Image visualization helped to present the distribution of different features between the two groups of diseased and healthy leaves (Feng et al., 2017). HSI data treated with different inoculation concentrations were visualized by applying a PLS-DA model. Diseased areas were distinctly observed at 1 DAI in the visualization map for the 1 × 106 cfu/mL concentration. However, a small spot in red was displayed around the point where the leaf vein meets the petiole. This outcome was judged to be a misclassification due to unexpectedly high reflectance. Thus, careful attention is required to minimize inaccurate classifications. Exact separation of the vein and the petiole from a leaf image may be helpful in this regard.

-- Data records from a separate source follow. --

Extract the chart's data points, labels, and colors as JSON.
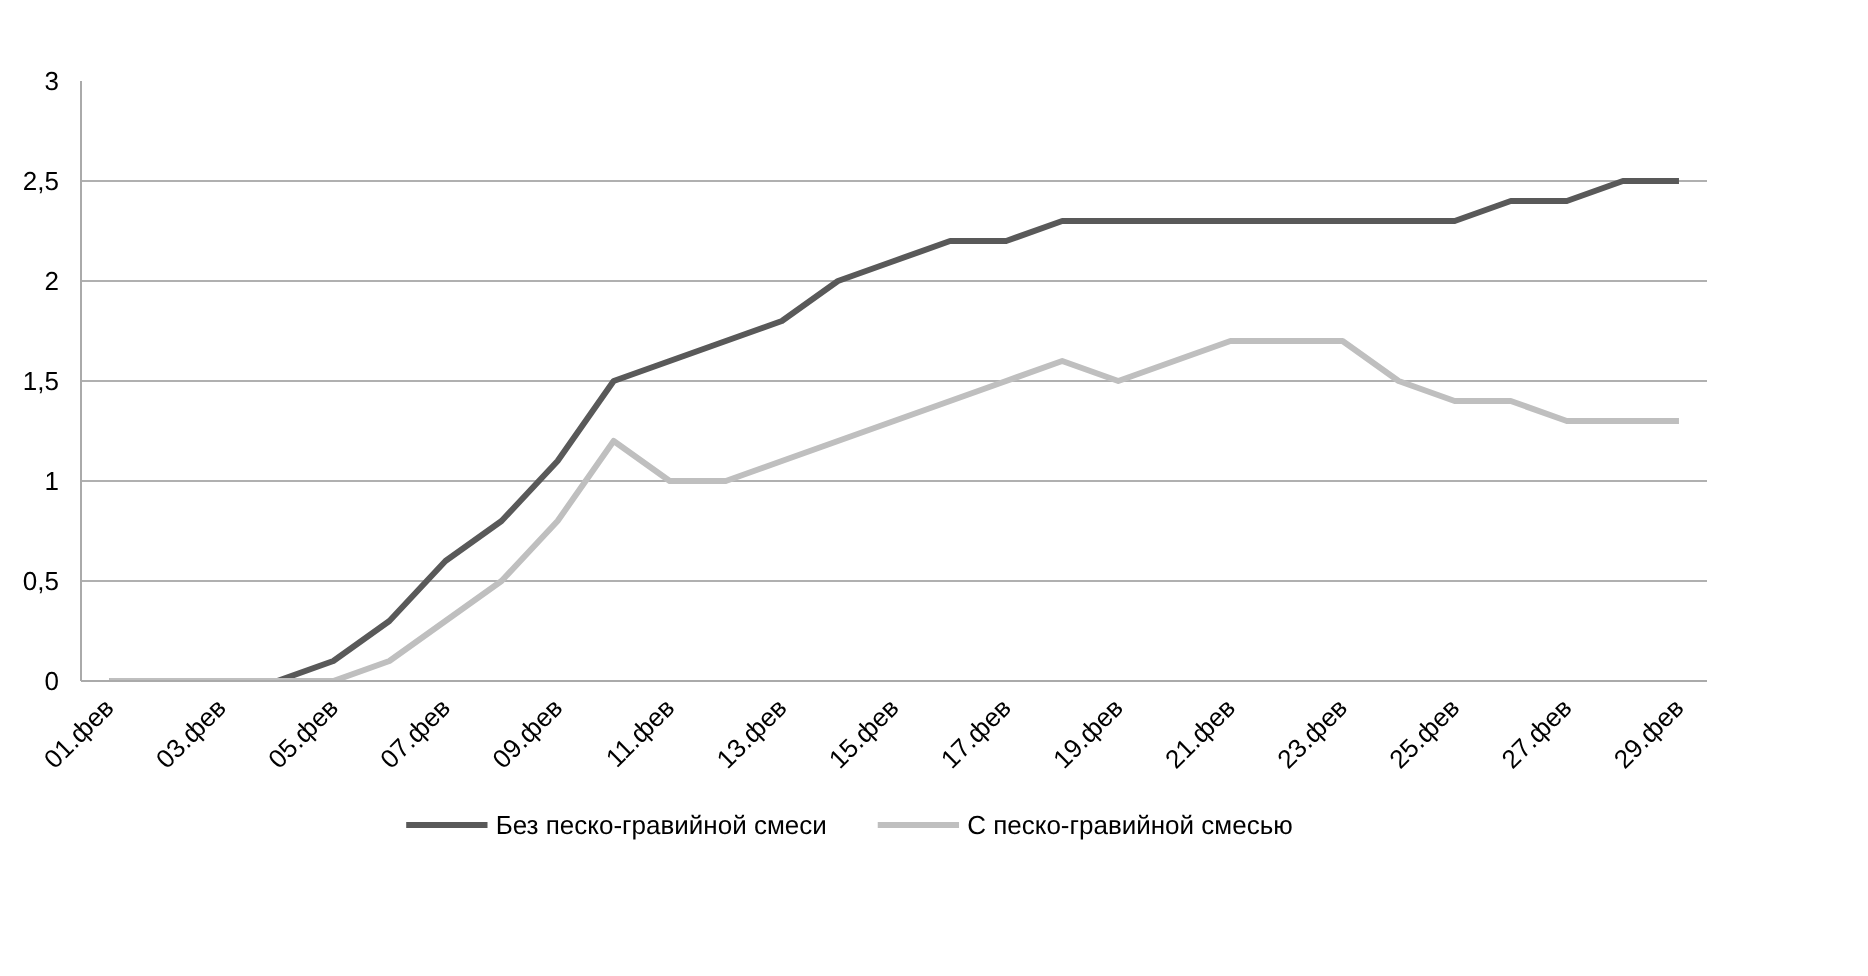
{
  "chart_data": {
    "type": "line",
    "categories": [
      "01.фев",
      null,
      "03.фев",
      null,
      "05.фев",
      null,
      "07.фев",
      null,
      "09.фев",
      null,
      "11.фев",
      null,
      "13.фев",
      null,
      "15.фев",
      null,
      "17.фев",
      null,
      "19.фев",
      null,
      "21.фев",
      null,
      "23.фев",
      null,
      "25.фев",
      null,
      "27.фев",
      null,
      "29.фев"
    ],
    "series": [
      {
        "name": "Без песко-гравийной смеси",
        "color": "#595959",
        "values": [
          0,
          0,
          0,
          0,
          0.1,
          0.3,
          0.6,
          0.8,
          1.1,
          1.5,
          1.6,
          1.7,
          1.8,
          2.0,
          2.1,
          2.2,
          2.2,
          2.3,
          2.3,
          2.3,
          2.3,
          2.3,
          2.3,
          2.3,
          2.3,
          2.4,
          2.4,
          2.5,
          2.5
        ]
      },
      {
        "name": "С песко-гравийной смесью",
        "color": "#bfbfbf",
        "values": [
          0,
          0,
          0,
          0,
          0,
          0.1,
          0.3,
          0.5,
          0.8,
          1.2,
          1.0,
          1.0,
          1.1,
          1.2,
          1.3,
          1.4,
          1.5,
          1.6,
          1.5,
          1.6,
          1.7,
          1.7,
          1.7,
          1.5,
          1.4,
          1.4,
          1.3,
          1.3,
          1.3
        ]
      }
    ],
    "ylim": [
      0,
      3
    ],
    "yticks": [
      0,
      {
        "value": 0.5,
        "label": "0,5"
      },
      1,
      {
        "value": 1.5,
        "label": "1,5"
      },
      2,
      {
        "value": 2.5,
        "label": "2,5"
      },
      3
    ],
    "grid": "y",
    "legend": "bottom",
    "marker": "none",
    "line_style": "solid"
  }
}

This study was conducted to detect BFB infection in watermelon seedlings using near-infrared HSI and to compare the discrimination accuracies using a PLS-DA model by two extraction methods, band ratio, and PCA. Our results suggest that near-infrared HSI has promising potential to detect disease symptoms in watermelon leaves infected with BFB. These results may stimulate the development of techniques to extend the discriminative analysis from the leaf level to the canopy level.